Denzel Washington and Viola Davis in Fences.

Sony Pictures

After two years of all-white acting nominees and hardly any recognition for stories about people of color (save for Selma’s Best Picture nomination in 2015), the Academy of Motion Picture Arts and Sciences has done a complete 180, with the most nominations for black artists and filmmakers it’s ever had in a single year. The bigger feat, while not so surprising considering the Oscar predictions made in the months leading up to today, is that these nominations are spread across not one or two but several movies—including Moonlight, Fences, O.J.: Made in America, 13th, and I Am Not Your Negro. And most impressive of all is the fact that, aside from their shared racial demographics, these films tell very different kinds of stories. Finally, diversity at the Oscars isn’t just a numbers game—there’s diversity of storytelling, too.

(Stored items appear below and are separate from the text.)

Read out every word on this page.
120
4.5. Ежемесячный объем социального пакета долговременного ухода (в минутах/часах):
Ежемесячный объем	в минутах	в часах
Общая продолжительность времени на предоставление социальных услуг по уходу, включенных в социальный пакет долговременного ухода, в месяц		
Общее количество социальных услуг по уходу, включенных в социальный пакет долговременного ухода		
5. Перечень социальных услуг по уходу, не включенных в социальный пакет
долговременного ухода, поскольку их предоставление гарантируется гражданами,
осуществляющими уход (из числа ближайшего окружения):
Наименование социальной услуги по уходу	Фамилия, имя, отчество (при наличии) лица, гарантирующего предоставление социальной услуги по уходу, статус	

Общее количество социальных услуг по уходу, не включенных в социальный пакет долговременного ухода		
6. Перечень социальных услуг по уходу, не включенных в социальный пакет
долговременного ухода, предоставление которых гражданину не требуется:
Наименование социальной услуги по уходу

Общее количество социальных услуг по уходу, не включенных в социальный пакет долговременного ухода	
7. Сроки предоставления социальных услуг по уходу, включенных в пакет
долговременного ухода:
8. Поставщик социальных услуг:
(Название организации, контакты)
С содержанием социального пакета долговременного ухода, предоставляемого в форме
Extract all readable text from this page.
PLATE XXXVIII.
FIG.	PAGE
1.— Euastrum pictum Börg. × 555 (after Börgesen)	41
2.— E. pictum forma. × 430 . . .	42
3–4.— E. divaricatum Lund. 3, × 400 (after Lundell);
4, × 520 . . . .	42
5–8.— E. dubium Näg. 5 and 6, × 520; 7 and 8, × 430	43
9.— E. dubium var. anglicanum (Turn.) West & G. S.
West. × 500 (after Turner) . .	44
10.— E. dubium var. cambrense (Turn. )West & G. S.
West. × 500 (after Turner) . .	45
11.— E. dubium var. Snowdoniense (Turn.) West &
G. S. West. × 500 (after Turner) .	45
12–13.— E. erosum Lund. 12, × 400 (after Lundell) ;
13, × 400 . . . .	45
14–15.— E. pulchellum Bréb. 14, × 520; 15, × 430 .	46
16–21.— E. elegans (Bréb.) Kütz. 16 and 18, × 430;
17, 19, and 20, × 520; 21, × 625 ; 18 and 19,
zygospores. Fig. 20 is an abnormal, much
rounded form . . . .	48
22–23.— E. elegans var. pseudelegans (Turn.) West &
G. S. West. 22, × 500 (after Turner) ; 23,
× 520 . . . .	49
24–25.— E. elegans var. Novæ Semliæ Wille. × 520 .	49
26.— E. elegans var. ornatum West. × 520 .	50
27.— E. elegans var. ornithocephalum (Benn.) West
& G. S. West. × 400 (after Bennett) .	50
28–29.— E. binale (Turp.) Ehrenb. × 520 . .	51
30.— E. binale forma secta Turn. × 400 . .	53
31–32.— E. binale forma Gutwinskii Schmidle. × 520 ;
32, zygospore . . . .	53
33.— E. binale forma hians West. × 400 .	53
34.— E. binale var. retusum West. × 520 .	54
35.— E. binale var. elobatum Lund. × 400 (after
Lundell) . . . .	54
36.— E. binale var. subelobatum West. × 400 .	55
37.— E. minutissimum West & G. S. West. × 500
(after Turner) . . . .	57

Last year, I wrote about my disappointment that Ryan Coogler’s Creed, highly favored to land nominations in several of the main categories, including Best Picture, had failed to secure all but one nomination. (And for its white co-star, Sylvester Stallone, natch.) It wasn’t just that Creed was an exceptional film that took a dead franchise and invigorated it with a new, fresh perspective but that, by nominating it, the academy could’ve broken with tradition in only nominating films about black people that have to do with The Struggle. Unlike 12 Years a Slave, Precious, and other heavy Best Picture nominees, here was a movie in which the son of Apollo Creed, played by Michael B. Jordan, had to overcome personal trials and tribulations but didn’t have to carry the burden of an entire race on his back.

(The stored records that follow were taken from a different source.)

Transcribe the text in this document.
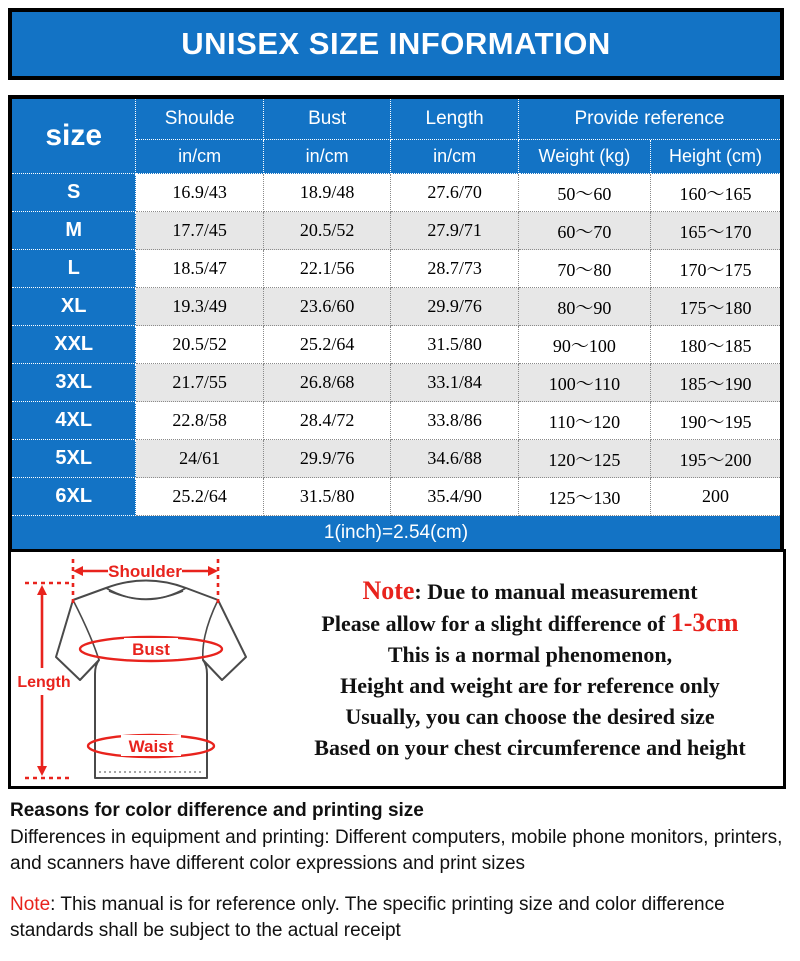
UNISEX SIZE INFORMATION
size	Shoulde	Bust	Length	Provide reference	
	in/cm	in/cm	in/cm	Weight (kg)	Height (cm)
S	16.9/43	18.9/48	27.6/70	50～60	160～165
M	17.7/45	20.5/52	27.9/71	60～70	165～170
L	18.5/47	22.1/56	28.7/73	70～80	170～175
XL	19.3/49	23.6/60	29.9/76	80～90	175～180
XXL	20.5/52	25.2/64	31.5/80	90～100	180～185
3XL	21.7/55	26.8/68	33.1/84	100～110	185～190
4XL	22.8/58	28.4/72	33.8/86	110～120	190～195
5XL	24/61	29.9/76	34.6/88	120～125	195～200
6XL	25.2/64	31.5/80	35.4/90	125～130	200
1(inch)=2.54(cm)					
Shoulder
Length
Bust
Waist
Note: Due to manual measurement
Please allow for a slight difference of 1-3cm
This is a normal phenomenon,
Height and weight are for reference only
Usually, you can choose the desired size
Based on your chest circumference and height
Reasons for color difference and printing size
Differences in equipment and printing: Different computers, mobile phone monitors, printers, and scanners have different color expressions and print sizes
Note: This manual is for reference only. The specific printing size and color difference standards shall be subject to the actual receipt
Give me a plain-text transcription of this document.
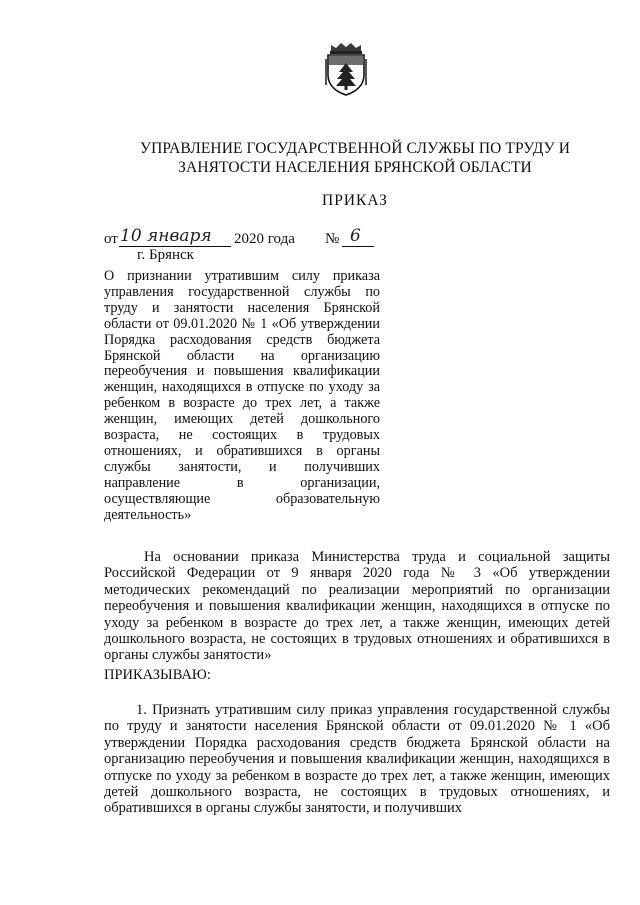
УПРАВЛЕНИЕ ГОСУДАРСТВЕННОЙ СЛУЖБЫ ПО ТРУДУ И
ЗАНЯТОСТИ НАСЕЛЕНИЯ БРЯНСКОЙ ОБЛАСТИ
ПРИКАЗ
от 10 января 2020 года № 6
г. Брянск
О признании утратившим силу приказа управления государственной службы по труду и занятости населения Брянской области от 09.01.2020 № 1 «Об утверждении Порядка расходования средств бюджета Брянской области на организацию переобучения и повышения квалификации женщин, находящихся в отпуске по уходу за ребенком в возрасте до трех лет, а также женщин, имеющих детей дошкольного возраста, не состоящих в трудовых отношениях, и обратившихся в органы службы занятости, и получивших направление в организации, осуществляющие образовательную деятельность»
На основании приказа Министерства труда и социальной защиты Российской Федерации от 9 января 2020 года № 3 «Об утверждении методических рекомендаций по реализации мероприятий по организации переобучения и повышения квалификации женщин, находящихся в отпуске по уходу за ребенком в возрасте до трех лет, а также женщин, имеющих детей дошкольного возраста, не состоящих в трудовых отношениях и обратившихся в органы службы занятости»
ПРИКАЗЫВАЮ:
1. Признать утратившим силу приказ управления государственной службы по труду и занятости населения Брянской области от 09.01.2020 № 1 «Об утверждении Порядка расходования средств бюджета Брянской области на организацию переобучения и повышения квалификации женщин, находящихся в отпуске по уходу за ребенком в возрасте до трех лет, а также женщин, имеющих детей дошкольного возраста, не состоящих в трудовых отношениях, и обратившихся в органы службы занятости, и получивших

This year, the academy has begun to make up for all of those years of only honoring movies about slavery, the civil rights movement, or oppression more generally. Yes, 13th , O.J.: Made in America, and I Am Not Your Negro deal with the effects of all of those things. But the films nominated for Best Picture reflect a wide breadth of experiences and stories from and about black people. Moonlight is about a boy’s (and then a young man’s) quest to find romantic, maternal, and paternal love. Fences is about a towering patriarch’s grip upon the family that loves him in spite of his terrifying shortcomings. Hidden Figures is a light-hearted account of three previously unsung real-life black women who played crucial roles in America’s space race—and unlike in, say, The Help, their stories are never sidelined to focus on the white characters in their lives.

On top of all of that, Moonlight and Fences are also wholly original stories, inspired by very real people in the writers’ lives, yes—but not “based on a true story” like so many black films nominated and greenlighted in Hollywood tend to be. The acknowledgement that these narratives are worth telling, that black artists can be imaginative and interesting to audiences even without a historical reference point, is crucial. This is just year one in a post–#OscarsSoWhite world, and there is still a long way to go before Hollywood becomes more inclusive for all demographics. But what a way to start.